La mano dell’omicida era rossa, sporca di sangue. Rosso come il colore dell’avarizia. Strinse il pugno, rabbioso. Poi sollevò lo guardo sul secondo piano della casa. Non era tempo di lasciarsi andare, in casa c’era ancora qualcuno. Sgrullò il coltello e alcune stille di sangue caddero sul corpo senza vita della povera bambina, che aveva i suoi begli occhi verdi aperti sul nulla, braccia larghe ad abbracciare la madre terra. L’assassino calciò il misero cancelletto d’ingresso che portava al secondo piano e si apprestò a salire le scale. La porta era aperta, nella più totale sufficienza. Quando entrò, puntò il coltello. La sala principale era vuota, così come la cucina. Andò dunque alla sua destra, dove c’era la porta per un corridoio e vi entrò.

Tirai lo sciacquone. Poi mi diressi al lavandino. Aprì l’acqua fredda e me ne gettai un po’ sul volto, per rinfrescarmi un po’. Poi mi guardai allo specchio.

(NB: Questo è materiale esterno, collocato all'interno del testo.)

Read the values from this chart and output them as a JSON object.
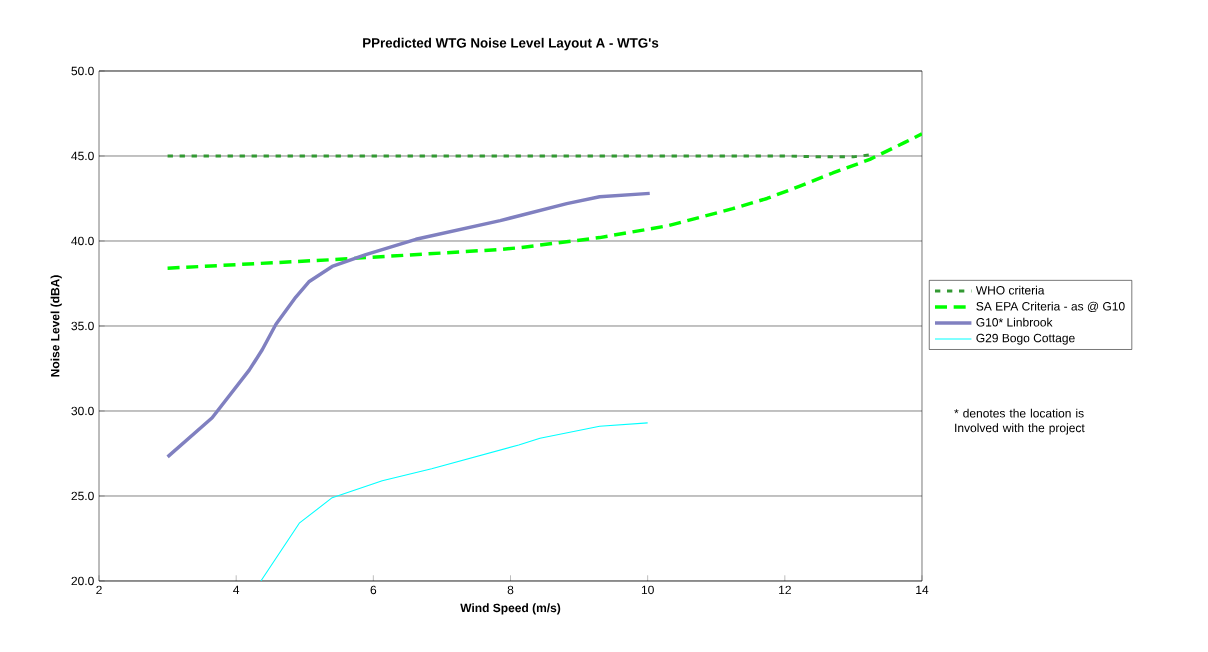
{
  "chart_data": {
    "type": "line",
    "title": "PPredicted WTG Noise Level  Layout A - WTG's",
    "xlabel": "Wind Speed (m/s)",
    "ylabel": "Noise Level (dBA)",
    "xlim": [
      2,
      14
    ],
    "xticks": [
      2,
      4,
      6,
      8,
      10,
      12,
      14
    ],
    "ylim": [
      20,
      50
    ],
    "yticks": [
      {
        "value": 20,
        "label": "20.0"
      },
      {
        "value": 25,
        "label": "25.0"
      },
      {
        "value": 30,
        "label": "30.0"
      },
      {
        "value": 35,
        "label": "35.0"
      },
      {
        "value": 40,
        "label": "40.0"
      },
      {
        "value": 45,
        "label": "45.0"
      },
      {
        "value": 50,
        "label": "50.0"
      }
    ],
    "grid": "y",
    "legend": "right",
    "marker": "none",
    "annotations": [
      "* denotes the location is Involved with the project"
    ],
    "series": [
      {
        "name": "WHO criteria",
        "color": "#339933",
        "line_style": "dotted",
        "x": [
          3,
          12,
          12.5,
          13,
          13.3
        ],
        "values": [
          45,
          45,
          44.95,
          44.95,
          45.1
        ]
      },
      {
        "name": "SA EPA  Criteria - as @ G10",
        "color": "#00ff00",
        "line_style": "dashed",
        "x": [
          3,
          5.4,
          7.85,
          8.12,
          9.3,
          10.3,
          11.24,
          11.74,
          12.2,
          12.7,
          13.24,
          13.75,
          14
        ],
        "values": [
          38.4,
          38.9,
          39.5,
          39.6,
          40.2,
          40.9,
          41.9,
          42.5,
          43.2,
          44.0,
          44.8,
          45.8,
          46.3
        ]
      },
      {
        "name": "G10* Linbrook",
        "color": "#8080c0",
        "line_style": "solid",
        "x": [
          3.0,
          3.65,
          4.19,
          4.38,
          4.58,
          4.87,
          5.06,
          5.4,
          5.89,
          6.62,
          7.85,
          8.82,
          9.3,
          10.03
        ],
        "values": [
          27.3,
          29.6,
          32.4,
          33.6,
          35.1,
          36.7,
          37.6,
          38.5,
          39.2,
          40.1,
          41.2,
          42.2,
          42.6,
          42.8
        ]
      },
      {
        "name": "G29 Bogo Cottage",
        "color": "#00ffff",
        "line_style": "solid",
        "x": [
          4.36,
          4.92,
          5.4,
          6.13,
          6.85,
          8.12,
          8.43,
          9.3,
          10.0
        ],
        "values": [
          20.0,
          23.4,
          24.9,
          25.9,
          26.6,
          28.0,
          28.4,
          29.1,
          29.3
        ]
      }
    ]
  }
}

I miei occhi marroni avevano uno sguardo penetrante e i miei neri capelli erano tutti scomposti. Tanto, per lavorare nei campi andavano bene così. Me li sistemai alla ben e meglio, non potendo far altrimenti. Ora ero pronto davvero. Afferrai la maniglia della porta e lentamente la ruotai. Uscì dal bagno, ritrovandomi in corridoio. Chiusi la porta dietro di me e mi apprestai a camminare quando sobbalzai alla vista di un uomo di fronte a me. Aveva un elmo assurdo, non era nessuno che conoscevo. I miei occhi indagatori si scontrarono con quelli scuri dell’uomo, che ora era fermo davanti a me. Vidi che stringeva un coltello insanguinato tra le mani. “Sei rimasto solo tu!” esordì l’uomo, con una voce oltretombale. Poi si tolse l’elmo, mostrando un volto spento con pochi capelli neri e schiacciati dal pesante casco. Era un ragazzo sulla trentina. Io lo guardai serio, senza dire niente.

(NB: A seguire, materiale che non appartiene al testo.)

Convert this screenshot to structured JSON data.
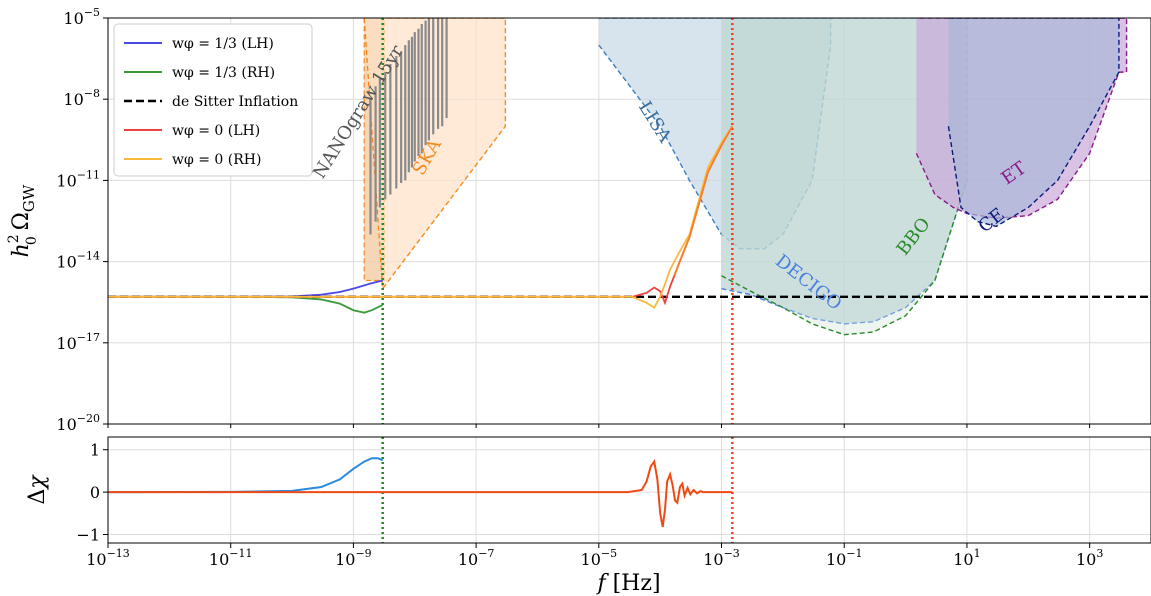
{
  "chart_data": [
    {
      "panel": "top",
      "type": "line",
      "x_scale": "log",
      "y_scale": "log",
      "xlim": [
        1e-13,
        10000
      ],
      "ylim": [
        1e-20,
        1e-05
      ],
      "ylabel": "h0² ΩGW",
      "y_ticks": [
        {
          "value": 1e-20,
          "base": "10",
          "exp": "−20"
        },
        {
          "value": 1e-17,
          "base": "10",
          "exp": "−17"
        },
        {
          "value": 1e-14,
          "base": "10",
          "exp": "−14"
        },
        {
          "value": 1e-11,
          "base": "10",
          "exp": "−11"
        },
        {
          "value": 1e-08,
          "base": "10",
          "exp": "−8"
        },
        {
          "value": 1e-05,
          "base": "10",
          "exp": "−5"
        }
      ],
      "grid": true,
      "legend_position": "top-left",
      "legend": [
        {
          "label": "wφ = 1/3 (LH)",
          "color": "#4a4ae8",
          "dash": "solid"
        },
        {
          "label": "wφ = 1/3 (RH)",
          "color": "#3a9a3a",
          "dash": "solid"
        },
        {
          "label": "de Sitter Inflation",
          "color": "#000000",
          "dash": "dashed"
        },
        {
          "label": "wφ = 0 (LH)",
          "color": "#f04040",
          "dash": "solid"
        },
        {
          "label": "wφ = 0 (RH)",
          "color": "#f9b93f",
          "dash": "solid"
        }
      ],
      "series": [
        {
          "name": "wφ = 1/3 (LH)",
          "color": "#4a4ae8",
          "x": [
            1e-13,
            1e-11,
            1e-10,
            3e-10,
            6e-10,
            1e-09,
            2e-09,
            3e-09
          ],
          "y": [
            5e-16,
            5e-16,
            5.2e-16,
            6e-16,
            7.5e-16,
            1e-15,
            1.6e-15,
            2e-15
          ]
        },
        {
          "name": "wφ = 1/3 (RH)",
          "color": "#3a9a3a",
          "x": [
            1e-13,
            1e-11,
            1e-10,
            3e-10,
            6e-10,
            1e-09,
            1.5e-09,
            2e-09,
            3e-09
          ],
          "y": [
            5e-16,
            5e-16,
            4.8e-16,
            4e-16,
            2.8e-16,
            1.6e-16,
            1.3e-16,
            1.6e-16,
            2.5e-16
          ]
        },
        {
          "name": "de Sitter Inflation",
          "color": "#000000",
          "x": [
            1e-13,
            10000
          ],
          "y": [
            5e-16,
            5e-16
          ]
        },
        {
          "name": "wφ = 0 (LH)",
          "color": "#f04040",
          "x": [
            1e-13,
            3.5e-05,
            6e-05,
            8e-05,
            0.0001,
            0.00012,
            0.000145,
            0.00017,
            0.0002,
            0.0003,
            0.0006,
            0.001,
            0.0015
          ],
          "y": [
            5e-16,
            5e-16,
            7e-16,
            1.1e-15,
            8e-16,
            3e-16,
            1.2e-15,
            3e-15,
            8e-15,
            8e-14,
            2e-11,
            2e-10,
            1e-09
          ]
        },
        {
          "name": "wφ = 0 (RH)",
          "color": "#f9b93f",
          "x": [
            1e-13,
            3.5e-05,
            6e-05,
            8e-05,
            0.0001,
            0.00012,
            0.000145,
            0.00017,
            0.0002,
            0.0003,
            0.0006,
            0.001,
            0.0015
          ],
          "y": [
            5e-16,
            5e-16,
            3e-16,
            2e-16,
            5e-16,
            1.5e-15,
            5e-15,
            1e-14,
            2e-14,
            1e-13,
            3e-11,
            2.5e-10,
            1e-09
          ]
        },
        {
          "name": "wφ = 0 (RH) overlap",
          "color": "#f5822a",
          "x": [
            0.00017,
            0.0003,
            0.0006,
            0.001,
            0.0015
          ],
          "y": [
            3e-15,
            8e-14,
            2e-11,
            2e-10,
            1e-09
          ]
        }
      ],
      "vlines": [
        {
          "x": 3e-09,
          "color": "#1f8a1f"
        },
        {
          "x": 0.0015,
          "color": "#f04020"
        }
      ],
      "regions": [
        {
          "name": "NANOgrav 15yr",
          "fill": "#f2c9a0",
          "edge": "#f58a1f",
          "x": [
            1.5e-09,
            3.2e-09
          ],
          "y_bottom": 2e-15,
          "y_top": 1e-05
        },
        {
          "name": "SKA",
          "fill": "#fde1c6",
          "edge": "#f58a1f",
          "x": [
            1.5e-09,
            3e-09,
            3e-07,
            3e-07,
            3.2e-09
          ],
          "y": [
            1e-05,
            1e-15,
            1e-09,
            1e-05,
            1e-05
          ]
        },
        {
          "name": "LISA",
          "fill": "#c7d8e6",
          "edge": "#3a7fbf",
          "x": [
            1e-05,
            0.0001,
            0.0003,
            0.001,
            0.002,
            0.005,
            0.01,
            0.03,
            0.06,
            0.06,
            1e-05
          ],
          "y": [
            1e-06,
            1e-09,
            1e-11,
            1e-13,
            3e-14,
            3e-14,
            1e-13,
            1e-11,
            1e-06,
            1e-05,
            1e-05
          ]
        },
        {
          "name": "DECIGO",
          "fill": "#b5d0d3",
          "edge": "#4a7fe0",
          "x": [
            0.001,
            0.003,
            0.01,
            0.03,
            0.1,
            0.3,
            1,
            3,
            10,
            10,
            0.001
          ],
          "y": [
            1e-15,
            6e-16,
            2e-16,
            8e-17,
            5e-17,
            6e-17,
            2e-16,
            2e-15,
            1e-11,
            1e-05,
            1e-05
          ]
        },
        {
          "name": "BBO",
          "fill": "#cfe2d6",
          "edge": "#2a8a2a",
          "x": [
            0.001,
            0.003,
            0.01,
            0.03,
            0.1,
            0.3,
            1,
            3,
            10
          ],
          "y": [
            3e-15,
            8e-16,
            2e-16,
            5e-17,
            2e-17,
            2.5e-17,
            1e-16,
            2e-15,
            1e-11
          ]
        },
        {
          "name": "ET",
          "fill": "#c9a8d8",
          "edge": "#8a1a8a",
          "x": [
            1.5,
            3,
            6,
            10,
            30,
            100,
            300,
            1000,
            3000,
            4000,
            4000,
            1.5
          ],
          "y": [
            1e-10,
            3e-12,
            1e-12,
            6e-13,
            4e-13,
            5e-13,
            2e-12,
            1e-10,
            1e-07,
            1e-07,
            1e-05,
            1e-05
          ]
        },
        {
          "name": "CE",
          "fill": "#a9b8d8",
          "edge": "#0a1a7a",
          "x": [
            5,
            8,
            15,
            30,
            100,
            300,
            1000,
            3000,
            3000,
            5
          ],
          "y": [
            1e-09,
            1e-12,
            3e-13,
            2e-13,
            1e-12,
            1e-11,
            1e-09,
            1e-07,
            1e-05,
            1e-05
          ]
        }
      ]
    },
    {
      "panel": "bottom",
      "type": "line",
      "x_scale": "log",
      "y_scale": "linear",
      "xlim": [
        1e-13,
        10000
      ],
      "ylim": [
        -1.2,
        1.3
      ],
      "xlabel": "f [Hz]",
      "ylabel": "Δχ",
      "x_ticks": [
        {
          "value": 1e-13,
          "base": "10",
          "exp": "−13"
        },
        {
          "value": 1e-11,
          "base": "10",
          "exp": "−11"
        },
        {
          "value": 1e-09,
          "base": "10",
          "exp": "−9"
        },
        {
          "value": 1e-07,
          "base": "10",
          "exp": "−7"
        },
        {
          "value": 1e-05,
          "base": "10",
          "exp": "−5"
        },
        {
          "value": 0.001,
          "base": "10",
          "exp": "−3"
        },
        {
          "value": 0.1,
          "base": "10",
          "exp": "−1"
        },
        {
          "value": 10,
          "base": "10",
          "exp": "1"
        },
        {
          "value": 1000,
          "base": "10",
          "exp": "3"
        }
      ],
      "y_ticks": [
        {
          "value": 1,
          "label": "1"
        },
        {
          "value": 0,
          "label": "0"
        },
        {
          "value": -1,
          "label": "−1"
        }
      ],
      "grid": true,
      "series": [
        {
          "name": "wφ = 1/3",
          "color": "#2a8ae0",
          "x": [
            1e-13,
            1e-11,
            1e-10,
            3e-10,
            6e-10,
            1e-09,
            1.5e-09,
            2e-09,
            2.5e-09,
            3e-09
          ],
          "y": [
            0,
            0.005,
            0.03,
            0.12,
            0.3,
            0.55,
            0.72,
            0.8,
            0.8,
            0.75
          ]
        },
        {
          "name": "wφ = 0",
          "color": "#f04a14",
          "x": [
            1e-13,
            3e-05,
            5e-05,
            6e-05,
            7e-05,
            8e-05,
            9e-05,
            0.0001,
            0.00011,
            0.00012,
            0.00013,
            0.000145,
            0.00016,
            0.000175,
            0.00019,
            0.00021,
            0.00023,
            0.00025,
            0.00028,
            0.00031,
            0.00035,
            0.0004,
            0.00045,
            0.0005,
            0.0015
          ],
          "y": [
            0,
            0,
            0.05,
            0.25,
            0.6,
            0.72,
            0.3,
            -0.5,
            -0.82,
            -0.4,
            0.25,
            0.42,
            0.15,
            -0.2,
            -0.25,
            0.12,
            0.2,
            -0.08,
            0.1,
            -0.05,
            0.05,
            -0.03,
            0.02,
            0,
            0
          ]
        }
      ],
      "vlines": [
        {
          "x": 3e-09,
          "color": "#1f8a1f"
        },
        {
          "x": 0.0015,
          "color": "#f04020"
        }
      ]
    }
  ]
}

 “Ho ucciso tua moglie e tua figlia…” ricominciò lui, sorridente “…proprio come mi avevi ordinato di fare!”. Sorrisi. Ottimo!
“Questo che ti porto è la prova della mia lealtà, ora mostrami la tua!” aggiunse l’assassino, porgendomi il coltello sporco. Rigirai l’arma nel mio palmo. Ciò che diceva era la verità. Riconobbi il dolce sangue di Eveline, la mia bambina.

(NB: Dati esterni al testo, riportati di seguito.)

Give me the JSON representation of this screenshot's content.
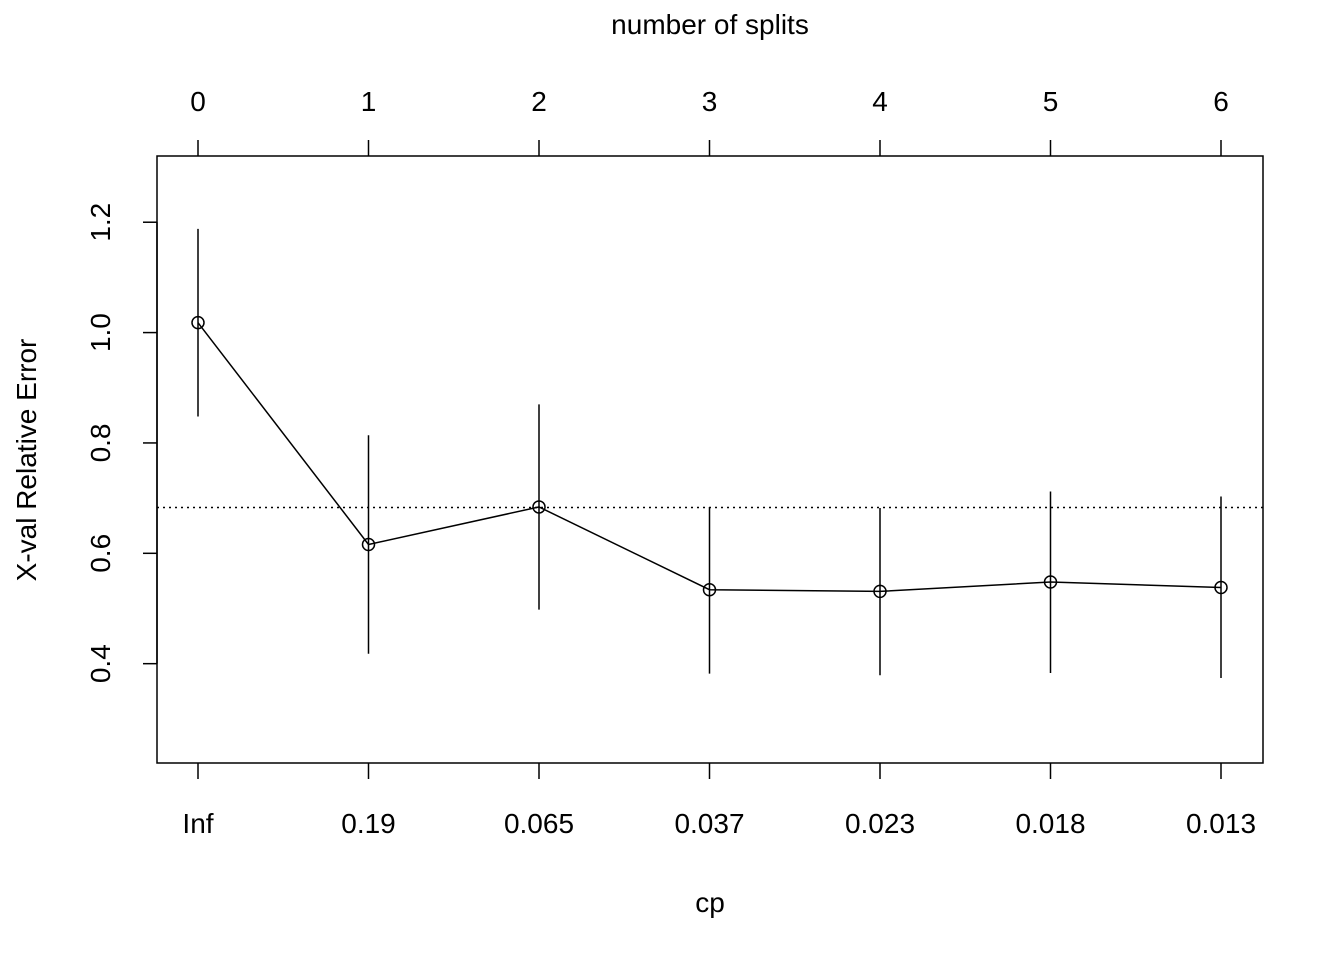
{
  "chart_data": {
    "type": "line",
    "top_axis_label": "number of splits",
    "xlabel": "cp",
    "ylabel": "X-val Relative Error",
    "top_ticks": [
      "0",
      "1",
      "2",
      "3",
      "4",
      "5",
      "6"
    ],
    "x_tick_labels": [
      "Inf",
      "0.19",
      "0.065",
      "0.037",
      "0.023",
      "0.018",
      "0.013"
    ],
    "y_ticks": [
      "0.4",
      "0.6",
      "0.8",
      "1.0",
      "1.2"
    ],
    "ylim": [
      0.22,
      1.32
    ],
    "reference_line": 0.683,
    "grid": false,
    "series": [
      {
        "values": [
          1.018,
          0.616,
          0.684,
          0.534,
          0.531,
          0.548,
          0.538
        ],
        "lower": [
          0.848,
          0.418,
          0.498,
          0.382,
          0.379,
          0.383,
          0.374
        ],
        "upper": [
          1.188,
          0.814,
          0.87,
          0.684,
          0.682,
          0.712,
          0.703
        ]
      }
    ]
  }
}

“Ecco la tua ricompensa” dissi estraendo dalla tasca un sacchetto chiuso in alto da un fiocco. Lo lanciai all’uomo che lo afferrò con entrambe le mani. Poi, sorridendo, dissi: “500 monete d’oro…”.
Lui fece per aprire il sacco. “Hei, ma qui non c’è niente!” ebbe il tempo di esclamare risentito, mentre il coltello gli trapassò il ventre. Quello urlò, lasciando cadere il sacchetto vuoto. Girai più volte il coltello nella ferita e ad ogni giro, un urlo disumano. Continuai fino a che l’uomo non cadde a terra di faccia, soffocando un ultimo lamento, portandosi con se il coltello, ancora conficcato nella carne. Mi asciugai la stilla di sangue che era schizzata sulla mia guancia, per poi esclamare: “Ora potrò proteggere questo luogo e ciò che nasconde, da solo…solo io: Alberigo Modenesi!”.